Quietly ever-present…

What has emerged over this extended listening period is an even-handed, unforced and unfailingly natural performance. It’s not that the cable is without character: it’s that the character it has is fundamentally natural, involving and expressive in nature. If you want to sum up the quality that ChordMusic brings to a system in a single word, then that word is “ease”: the ease with which the system tracks the recording’s demands; the ease with which you can access the inner reaches of the performance; the ease with which you can tell who is playing what (and more importantly, why).

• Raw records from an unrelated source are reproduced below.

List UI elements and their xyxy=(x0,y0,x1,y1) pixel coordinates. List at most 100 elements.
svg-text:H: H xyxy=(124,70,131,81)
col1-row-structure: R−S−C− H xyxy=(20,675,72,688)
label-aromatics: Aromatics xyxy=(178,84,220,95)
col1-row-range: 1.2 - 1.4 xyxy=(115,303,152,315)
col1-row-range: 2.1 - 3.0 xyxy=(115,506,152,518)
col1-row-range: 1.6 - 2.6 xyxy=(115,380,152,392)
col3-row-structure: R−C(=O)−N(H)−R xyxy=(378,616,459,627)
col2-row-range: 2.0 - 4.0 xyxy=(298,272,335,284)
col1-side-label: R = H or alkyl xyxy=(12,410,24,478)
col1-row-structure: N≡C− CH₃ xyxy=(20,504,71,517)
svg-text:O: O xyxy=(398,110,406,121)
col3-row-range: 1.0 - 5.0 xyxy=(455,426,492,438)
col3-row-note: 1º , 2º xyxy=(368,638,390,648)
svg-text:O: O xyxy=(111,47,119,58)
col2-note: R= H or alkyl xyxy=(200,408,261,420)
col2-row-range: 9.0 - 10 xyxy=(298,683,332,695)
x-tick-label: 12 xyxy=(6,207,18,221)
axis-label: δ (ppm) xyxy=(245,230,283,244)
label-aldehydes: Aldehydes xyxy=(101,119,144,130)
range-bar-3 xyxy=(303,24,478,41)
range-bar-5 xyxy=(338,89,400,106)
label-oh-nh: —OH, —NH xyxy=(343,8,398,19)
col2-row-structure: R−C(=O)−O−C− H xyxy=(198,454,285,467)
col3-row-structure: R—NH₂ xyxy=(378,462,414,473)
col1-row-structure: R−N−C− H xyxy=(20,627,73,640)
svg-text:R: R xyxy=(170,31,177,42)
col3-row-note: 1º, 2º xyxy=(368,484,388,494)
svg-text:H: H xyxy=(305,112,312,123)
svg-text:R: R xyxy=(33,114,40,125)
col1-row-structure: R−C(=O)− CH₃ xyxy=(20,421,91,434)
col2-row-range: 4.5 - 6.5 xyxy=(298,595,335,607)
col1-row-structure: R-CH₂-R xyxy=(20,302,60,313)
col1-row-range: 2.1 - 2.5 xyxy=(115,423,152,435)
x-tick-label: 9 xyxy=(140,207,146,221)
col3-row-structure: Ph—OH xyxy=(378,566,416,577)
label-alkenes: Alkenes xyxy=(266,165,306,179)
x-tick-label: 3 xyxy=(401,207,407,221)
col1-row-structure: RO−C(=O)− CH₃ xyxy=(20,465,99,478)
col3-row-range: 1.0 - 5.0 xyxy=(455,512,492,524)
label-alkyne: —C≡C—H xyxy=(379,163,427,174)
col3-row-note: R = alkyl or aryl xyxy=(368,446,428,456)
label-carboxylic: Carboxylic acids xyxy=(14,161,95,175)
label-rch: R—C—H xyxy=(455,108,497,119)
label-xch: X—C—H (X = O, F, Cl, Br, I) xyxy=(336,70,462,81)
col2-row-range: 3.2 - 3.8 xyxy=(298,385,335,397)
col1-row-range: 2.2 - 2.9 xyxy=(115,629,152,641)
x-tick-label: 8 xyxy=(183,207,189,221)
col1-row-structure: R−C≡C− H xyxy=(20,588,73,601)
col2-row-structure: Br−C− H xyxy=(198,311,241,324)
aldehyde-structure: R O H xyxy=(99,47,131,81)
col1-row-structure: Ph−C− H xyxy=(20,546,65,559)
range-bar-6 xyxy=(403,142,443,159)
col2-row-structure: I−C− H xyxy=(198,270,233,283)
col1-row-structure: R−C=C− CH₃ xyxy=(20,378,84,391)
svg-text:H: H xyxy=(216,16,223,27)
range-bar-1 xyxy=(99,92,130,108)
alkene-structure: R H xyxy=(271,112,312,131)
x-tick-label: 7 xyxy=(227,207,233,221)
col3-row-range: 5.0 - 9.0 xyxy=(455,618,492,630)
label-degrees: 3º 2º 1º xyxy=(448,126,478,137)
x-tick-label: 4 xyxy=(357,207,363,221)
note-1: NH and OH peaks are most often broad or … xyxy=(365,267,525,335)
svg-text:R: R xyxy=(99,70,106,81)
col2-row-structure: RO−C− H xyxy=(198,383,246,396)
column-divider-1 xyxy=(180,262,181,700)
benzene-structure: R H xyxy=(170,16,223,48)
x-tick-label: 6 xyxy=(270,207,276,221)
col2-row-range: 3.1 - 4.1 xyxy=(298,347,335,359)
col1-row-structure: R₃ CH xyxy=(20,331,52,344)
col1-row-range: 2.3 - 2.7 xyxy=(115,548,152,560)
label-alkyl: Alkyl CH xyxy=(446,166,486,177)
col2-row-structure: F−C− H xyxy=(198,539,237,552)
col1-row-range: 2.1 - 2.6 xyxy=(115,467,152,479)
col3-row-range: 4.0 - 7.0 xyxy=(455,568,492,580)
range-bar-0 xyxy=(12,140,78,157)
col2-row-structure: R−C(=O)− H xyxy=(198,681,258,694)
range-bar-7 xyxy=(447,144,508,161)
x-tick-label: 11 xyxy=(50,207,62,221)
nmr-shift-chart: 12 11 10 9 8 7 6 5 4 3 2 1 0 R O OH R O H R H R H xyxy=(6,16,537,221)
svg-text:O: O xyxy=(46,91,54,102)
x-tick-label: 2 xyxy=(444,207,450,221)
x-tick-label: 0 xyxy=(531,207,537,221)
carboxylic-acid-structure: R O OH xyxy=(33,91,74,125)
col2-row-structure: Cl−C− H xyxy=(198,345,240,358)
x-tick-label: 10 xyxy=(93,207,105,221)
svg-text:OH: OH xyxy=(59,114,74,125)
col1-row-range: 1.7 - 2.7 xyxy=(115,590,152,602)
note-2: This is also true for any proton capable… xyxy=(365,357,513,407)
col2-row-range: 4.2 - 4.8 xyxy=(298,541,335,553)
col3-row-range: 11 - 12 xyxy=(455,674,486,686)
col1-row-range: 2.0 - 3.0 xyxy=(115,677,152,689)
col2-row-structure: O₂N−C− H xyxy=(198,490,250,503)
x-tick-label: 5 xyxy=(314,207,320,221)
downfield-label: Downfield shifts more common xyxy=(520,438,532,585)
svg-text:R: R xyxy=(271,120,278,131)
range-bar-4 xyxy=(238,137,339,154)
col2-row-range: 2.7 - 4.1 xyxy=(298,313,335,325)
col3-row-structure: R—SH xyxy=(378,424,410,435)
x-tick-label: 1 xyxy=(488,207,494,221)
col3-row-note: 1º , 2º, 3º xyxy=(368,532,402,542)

What contributes to that ease? An almost preternatural sense of perspective and proportion. Instruments and performers are unambiguously arranged and perfectly scaled, both physically and in terms of their output. The top-to-bottom evenness (in terms of dynamics and energy) is exemplary, making most of the competition sound clipped or warped out of shape. That even spread of musical energy translates directly into the pace and timing in the piece, while the natural perspective and sense of proportion preserve the spatial (and thus the rhythmic) relationships within the band. Finally, there’s an almost total absence of edge or intrusive noise. The cables are mechanically quiet and do nothing to exaggerate sibilance or surface noise. In fact, quite the opposite. Playing noisy records, the ChordMusic pushes intrusive clicks and pops well into the background. They’re there – they’re just not part of the music. Combined with a sweet, slightly rolled off top end, even the most abrasive recordings are called to heal and, if the price you pay is a slight loss of air, it’s a price worth paying to make more music so much more accessible.